A vertical tower of height h is erected in the middle of a level paddy field. From two points A and B on the same straight horizontal line through the foot of the tower, the angles of elevation of the top of the tower are α and β respectively, where α > β. If the height of the tower is h units, what is a possible distance between the two points A and B (in the same units)?

Introduction / Context:
This question uses basic trigonometry in a height and distance setting with two observation points. The angles of elevation from these points to the top of a vertical tower are given as α and β. You are asked to find the distance between the two points in terms of the tower height h and the trigonometric functions of α and β. Such formulas are commonly used in geometry and aptitude problems involving multiple observations of the same object.

Given Data / Assumptions:

• Vertical tower of height h.
• Angles of elevation from two points A and B are α and β, with α > β.
• A, B and the foot of the tower are on the same straight horizontal line.
• The tower stands perpendicular to the ground.

Concept / Approach:
Let the distances from the foot of the tower to A and B be d₁ and d₂ respectively. Each pair (h, d₁) and (h, d₂) forms a right triangle with angles of elevation α and β. Using tan θ = opposite / adjacent, we express d₁ and d₂ in terms of h, α and β. The distance between A and B is then |d₂ − d₁|, and with α > β we can choose an order that keeps the expression positive.

Step-by-Step Solution:
Let O be the foot of the tower, T the top, and A, B the two ground points. Let OA = d₁ and OB = d₂, with α > β, so A is closer to the tower than B. At A, tan α = h / d₁ ⇒ d₁ = h / tan α = h·cot α. At B, tan β = h / d₂ ⇒ d₂ = h / tan β = h·cot β. Distance between A and B along the line is |d₂ − d₁|. Since β < α, we have d₂ > d₁, so AB = d₂ − d₁. Therefore AB = h·cot β − h·cot α = h(cot β − cot α).
Verification / Alternative check:
You can test with a specific example, say h = 10 units, α = 60° and β = 30°. Compute d₁ = 10·cot 60° and d₂ = 10·cot 30°, then find d₂ − d₁ and confirm that it equals h(cot β − cot α) for these values.
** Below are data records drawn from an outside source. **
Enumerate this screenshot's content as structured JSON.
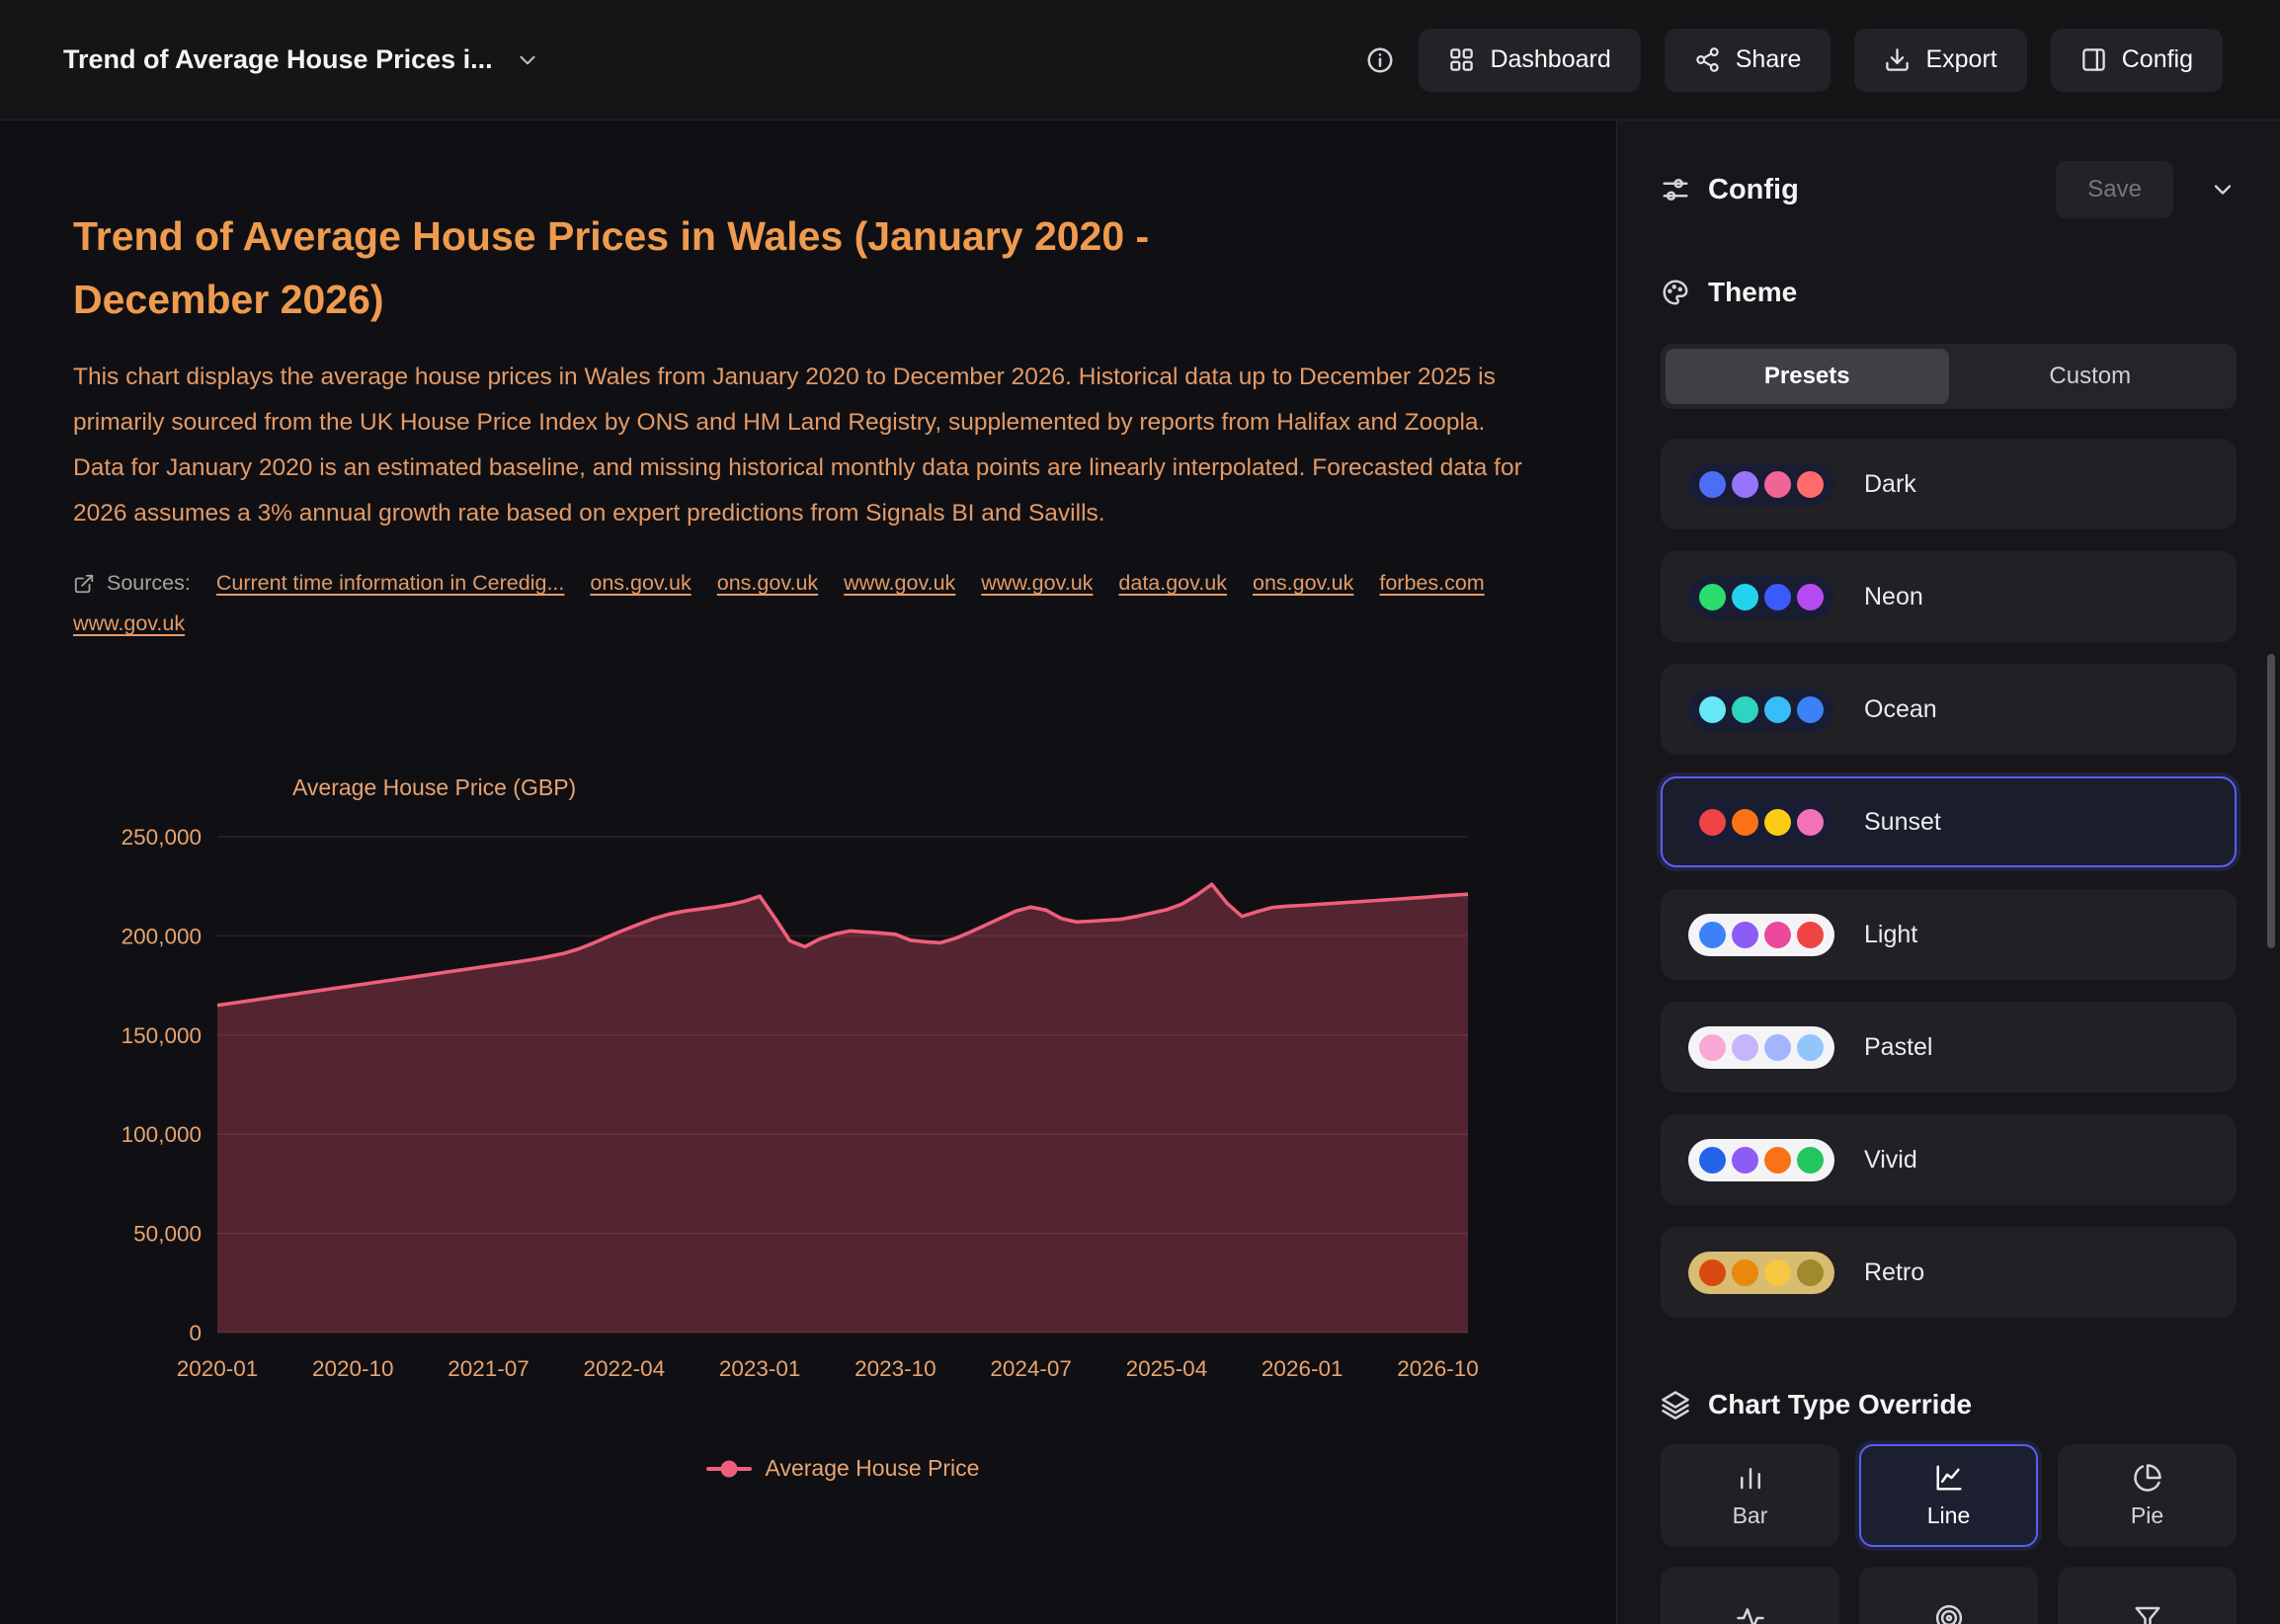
{
  "header": {
    "title": "Trend of Average House Prices i...",
    "buttons": {
      "dashboard": "Dashboard",
      "share": "Share",
      "export": "Export",
      "config": "Config"
    }
  },
  "main": {
    "title": "Trend of Average House Prices in Wales (January 2020 - December 2026)",
    "description": "This chart displays the average house prices in Wales from January 2020 to December 2026. Historical data up to December 2025 is primarily sourced from the UK House Price Index by ONS and HM Land Registry, supplemented by reports from Halifax and Zoopla. Data for January 2020 is an estimated baseline, and missing historical monthly data points are linearly interpolated. Forecasted data for 2026 assumes a 3% annual growth rate based on expert predictions from Signals BI and Savills.",
    "sources_label": "Sources:",
    "sources": [
      "Current time information in Ceredig...",
      "ons.gov.uk",
      "ons.gov.uk",
      "www.gov.uk",
      "www.gov.uk",
      "data.gov.uk",
      "ons.gov.uk",
      "forbes.com",
      "www.gov.uk"
    ]
  },
  "chart_data": {
    "type": "area",
    "ylabel": "Average House Price (GBP)",
    "ylim": [
      0,
      250000
    ],
    "yticks": [
      0,
      50000,
      100000,
      150000,
      200000,
      250000
    ],
    "x_range": {
      "start": "2020-01",
      "end": "2026-12",
      "step": "month"
    },
    "xticks": [
      "2020-01",
      "2020-10",
      "2021-07",
      "2022-04",
      "2023-01",
      "2023-10",
      "2024-07",
      "2025-04",
      "2026-01",
      "2026-10"
    ],
    "xtick_indices": [
      0,
      9,
      18,
      27,
      36,
      45,
      54,
      63,
      72,
      81
    ],
    "grid": true,
    "legend_position": "bottom",
    "line_color": "#ef5f7a",
    "fill_color": "rgba(228,84,110,0.32)",
    "grid_color": "rgba(232,93,117,0.18)",
    "series": [
      {
        "name": "Average House Price",
        "values": [
          165000,
          166100,
          167200,
          168300,
          169400,
          170500,
          171600,
          172700,
          173800,
          174900,
          176000,
          177100,
          178200,
          179300,
          180400,
          181500,
          182600,
          183700,
          184800,
          185900,
          187000,
          188200,
          189600,
          191200,
          193500,
          196500,
          199800,
          203000,
          206000,
          208800,
          211000,
          212500,
          213500,
          214500,
          215800,
          217500,
          220000,
          209000,
          197500,
          194500,
          198500,
          201000,
          202500,
          202000,
          201500,
          200800,
          197800,
          197000,
          196500,
          198800,
          202000,
          205500,
          209000,
          212500,
          214500,
          213000,
          208800,
          207000,
          207400,
          207900,
          208400,
          209800,
          211500,
          213200,
          216000,
          220500,
          226000,
          216500,
          209800,
          212200,
          214300,
          215000,
          215400,
          215900,
          216400,
          216900,
          217400,
          217900,
          218400,
          218900,
          219400,
          220000,
          220500,
          221000
        ]
      }
    ]
  },
  "config_panel": {
    "title": "Config",
    "save_label": "Save",
    "theme": {
      "title": "Theme",
      "tabs": [
        "Presets",
        "Custom"
      ],
      "active_tab": "Presets",
      "presets": [
        {
          "label": "Dark",
          "selected": false,
          "pill_bg": "#191d33",
          "dots": [
            "#4c6ef5",
            "#9775fa",
            "#f06595",
            "#ff6b6b"
          ]
        },
        {
          "label": "Neon",
          "selected": false,
          "pill_bg": "#191d33",
          "dots": [
            "#2bdc6e",
            "#22d3ee",
            "#3b5bfd",
            "#b44bf2"
          ]
        },
        {
          "label": "Ocean",
          "selected": false,
          "pill_bg": "#191d33",
          "dots": [
            "#67e8f9",
            "#2dd4bf",
            "#38bdf8",
            "#3b82f6"
          ]
        },
        {
          "label": "Sunset",
          "selected": true,
          "pill_bg": "#191d33",
          "dots": [
            "#ef4444",
            "#f97316",
            "#facc15",
            "#f472b6"
          ]
        },
        {
          "label": "Light",
          "selected": false,
          "pill_bg": "#f4f4f6",
          "dots": [
            "#3b82f6",
            "#8b5cf6",
            "#ec4899",
            "#ef4444"
          ]
        },
        {
          "label": "Pastel",
          "selected": false,
          "pill_bg": "#f4f4f6",
          "dots": [
            "#f9a8d4",
            "#c4b5fd",
            "#a5b4fc",
            "#93c5fd"
          ]
        },
        {
          "label": "Vivid",
          "selected": false,
          "pill_bg": "#f4f4f6",
          "dots": [
            "#2563eb",
            "#8b5cf6",
            "#f97316",
            "#22c55e"
          ]
        },
        {
          "label": "Retro",
          "selected": false,
          "pill_bg": "#d8bc72",
          "dots": [
            "#d9480f",
            "#e8890c",
            "#f5c842",
            "#a08a2e"
          ]
        }
      ]
    },
    "chart_type": {
      "title": "Chart Type Override",
      "options": [
        {
          "label": "Bar",
          "icon": "bar",
          "selected": false
        },
        {
          "label": "Line",
          "icon": "line",
          "selected": true
        },
        {
          "label": "Pie",
          "icon": "pie",
          "selected": false
        }
      ],
      "extra_options": [
        {
          "icon": "activity"
        },
        {
          "icon": "radial"
        },
        {
          "icon": "funnel"
        }
      ]
    }
  }
}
Why Other Options Are Wrong:
The expression h(cot β − cot α) cos(α + β) introduces an extra cosine factor that does not arise from simple right triangle geometry. Expressions involving tan β − tan α or cot α + cot β correspond to different geometric constructions and do not represent the distance between two points on the same line through the base of the tower.

Common Pitfalls:
A frequent error is to mix up which angle corresponds to which point or to mistakenly use tan instead of cot after rearranging. Remember that the point with larger angle of elevation is closer to the tower. Carefully sketching the figure helps keep the relationships clear.

Final Answer:
A possible distance between the two points is h(cot β − cot α).